阮白渺指尖更深地陷入枕套,在布料上掐出幾道細小的皺褶:“反正…”她聲音悶悶的,“他們早晚都會發現,早發現晚發現,又有什麼區别。”她越說,聲音越低,“再說基地現在會這樣,不都是因……”
“因為你。”
與她的無力相比,裴思語調平靜得可怕。他接這話時甚至沒有擡眼,目光仍專注地釘在相機顯示屏上,骨節分明的手指有一下沒一下輕叩機身,發出沉悶的笃笃聲。
“我就知道。”
阮白渺眼睫一顫:“你又知道了?”
好一會兒,裴思都沒回應。
阮白渺趴伏在床上,視線被局限在狹窄的範圍裡,根本看不見裴思在幹嘛,但她當然知道他現在在做什麼,隻是這種持續的靜默讓她感到心慌,嘴唇也不自覺抿起來。
就在她準備打破沉默時,裴思終于歎了口氣。
很輕。卻像石子投入平靜的湖面,泛起陣陣漣漪。
“我當然知道。”
他話音落下,高大的身影已經斜斜地籠罩下來,在床邊投下一片陰影。
男人不知何時站在了她身側。
“還記得大學,”他忽然開口,話題轉得突兀又自然,“你負責的那個跨系項目嗎?”
他話音剛落,阮白渺就想起是哪件事。
那是她為數不多的、沒搞定的項目。
那個時候裴思還不是學生會長,她也不過是秘書部的準幹部,手頭同時負責好幾個需要多方協調的項目。
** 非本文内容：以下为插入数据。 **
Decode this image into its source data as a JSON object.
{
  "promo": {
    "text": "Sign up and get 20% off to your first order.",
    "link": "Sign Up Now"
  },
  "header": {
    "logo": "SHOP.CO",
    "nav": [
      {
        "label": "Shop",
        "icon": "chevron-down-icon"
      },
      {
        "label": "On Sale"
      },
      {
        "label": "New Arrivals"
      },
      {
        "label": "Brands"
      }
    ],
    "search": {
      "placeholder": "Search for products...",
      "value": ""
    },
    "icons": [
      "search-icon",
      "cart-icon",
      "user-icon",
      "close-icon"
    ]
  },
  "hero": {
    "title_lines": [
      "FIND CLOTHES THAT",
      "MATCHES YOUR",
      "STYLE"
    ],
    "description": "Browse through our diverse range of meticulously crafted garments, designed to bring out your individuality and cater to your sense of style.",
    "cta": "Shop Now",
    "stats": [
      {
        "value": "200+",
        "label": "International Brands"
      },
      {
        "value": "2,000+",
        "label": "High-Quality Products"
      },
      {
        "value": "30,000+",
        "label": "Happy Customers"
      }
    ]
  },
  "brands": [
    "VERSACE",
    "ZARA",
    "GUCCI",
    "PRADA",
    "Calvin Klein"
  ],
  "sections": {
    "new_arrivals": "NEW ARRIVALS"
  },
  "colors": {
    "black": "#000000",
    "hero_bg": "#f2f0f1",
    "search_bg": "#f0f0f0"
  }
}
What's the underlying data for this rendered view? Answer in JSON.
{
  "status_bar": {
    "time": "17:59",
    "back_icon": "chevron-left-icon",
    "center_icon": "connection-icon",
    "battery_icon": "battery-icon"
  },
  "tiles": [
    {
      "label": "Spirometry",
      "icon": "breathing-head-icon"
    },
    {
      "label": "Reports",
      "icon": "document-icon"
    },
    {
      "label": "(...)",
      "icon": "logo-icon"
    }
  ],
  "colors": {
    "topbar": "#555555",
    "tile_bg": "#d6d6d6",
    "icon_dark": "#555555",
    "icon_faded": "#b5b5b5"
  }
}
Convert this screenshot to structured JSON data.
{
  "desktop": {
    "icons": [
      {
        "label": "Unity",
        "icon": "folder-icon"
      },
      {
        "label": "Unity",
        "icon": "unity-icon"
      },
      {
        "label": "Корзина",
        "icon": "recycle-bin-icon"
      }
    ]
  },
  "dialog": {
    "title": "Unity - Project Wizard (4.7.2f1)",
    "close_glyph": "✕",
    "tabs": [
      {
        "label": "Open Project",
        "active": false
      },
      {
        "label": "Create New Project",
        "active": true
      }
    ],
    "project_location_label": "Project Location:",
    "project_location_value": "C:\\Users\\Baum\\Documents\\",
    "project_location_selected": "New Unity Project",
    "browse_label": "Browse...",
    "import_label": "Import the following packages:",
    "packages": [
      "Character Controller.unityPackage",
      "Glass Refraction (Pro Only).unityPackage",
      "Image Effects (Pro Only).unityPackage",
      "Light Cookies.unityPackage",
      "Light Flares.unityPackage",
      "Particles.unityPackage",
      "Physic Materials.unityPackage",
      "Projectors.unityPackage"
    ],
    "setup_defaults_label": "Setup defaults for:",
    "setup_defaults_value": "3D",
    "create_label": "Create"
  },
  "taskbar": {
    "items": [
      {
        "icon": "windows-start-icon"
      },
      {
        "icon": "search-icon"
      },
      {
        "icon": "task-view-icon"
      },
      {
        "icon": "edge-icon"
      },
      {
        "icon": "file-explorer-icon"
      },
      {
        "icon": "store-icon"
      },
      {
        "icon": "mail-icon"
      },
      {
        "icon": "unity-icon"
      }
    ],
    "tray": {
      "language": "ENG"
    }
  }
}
那個跨系活動,是她接過來後進展最順利、也最快的項目。但所有流程都敲定了,宣傳物料也都設計好了,贊助商卻突然反悔,說不打算給他們資助,甚至連個像樣的理由都沒給,就隻扔過來三個字:不想了。
“你來找我幫忙,事後給我帶了整整半個月的早餐。就算自己早上有課,也會特意托相熟的同學轉交。”
昏暗的光線裡,裴思的聲音顯得格外低沉。不知道是不是故意的,他将相機翻轉過去,于是顯示屏的冷光不再映在他臉上,而是落在阮白渺裸/露的手臂一側,勾勒出一道發顫的痕迹。
他整張臉都隐沒在黑暗中。
“所以現在基地出了事,你打算故技重施,用你現在唯一的價值做回報。對嗎?”他尾音微妙地上揚,“而你清楚我不會接受,所以就打算從我底下的人入手。”
咚、咚咚——
阮白渺心跳飛快。
“想一路了吧。”
阮白渺嘴唇抿得很緊,貝齒深深陷入唇内側的軟肉。
“還挺委屈你的。”
微光重新爬上裴思的輪廓,他低頭看了眼相機,又掃過阮白渺緊咬的唇,幾秒後,深深吸氣:“但你一定要說,我不會攔着。”
阮白渺怔住了。
“嘴長在你身上,”裴思指腹輕輕蹭過相機側面,眸底晦暗不明,唇角微微下壓,“我不可能時時刻刻把它封住。更何況你要暴露實在太容易,我沒辦法永遠不讓你受傷,更沒辦法把你按在口袋裡,走到哪帶到哪。”
阮白渺眼睫劇烈地顫抖起來。
她定定地望着正前方,為裴思話語裡凝着的淡淡煩躁,卻又在尾音透露出的無可奈何的妥協。
這種矛盾的語調聽得她心尖都在發顫。
“但我還是希望你能等一等。”
裴思的聲音忽然完全沉下去,每個字都裹着沉重的力道:“别那麼快,别那麼急。雖然他們現在是跟着我,但說到底,都是末世後才聚到一起的人。我希望你至少像當初觀察我那樣,先确定他們值得你交付信任,再決定要不要坦誠。”
他輕聲地落下最後幾個字:
“可以嗎?”
阮白渺突然很想看看裴思的臉,但最終隻是将發燙的臉更深地埋向枕頭,布料擦過過鼻尖,悶悶地應一聲好。
裴思明顯松了口氣。
“那麼現在……”他的聲線不再像先前那般緊繃,卻也沒完全恢複平日的從容,尾音還帶着幾分幹啞,“轉過來吧。
“後面暫時檢查完了。
“……該看正面了。”
阮白渺背對着裴思,緩緩坐起身來。
脊椎一寸寸舒展,肌膚在昏暗的光線下泛着珍珠般的光澤。
絲質的肩帶早已滑至臂彎,被她用手輕輕勾住。她低垂着眼睑,海藻般的長發随着動作滑落,如流水般拂過她光/裸的後背,帶起一陣酥麻的同時,也恰好掩住了她唇角那抹……若有似無的弧度。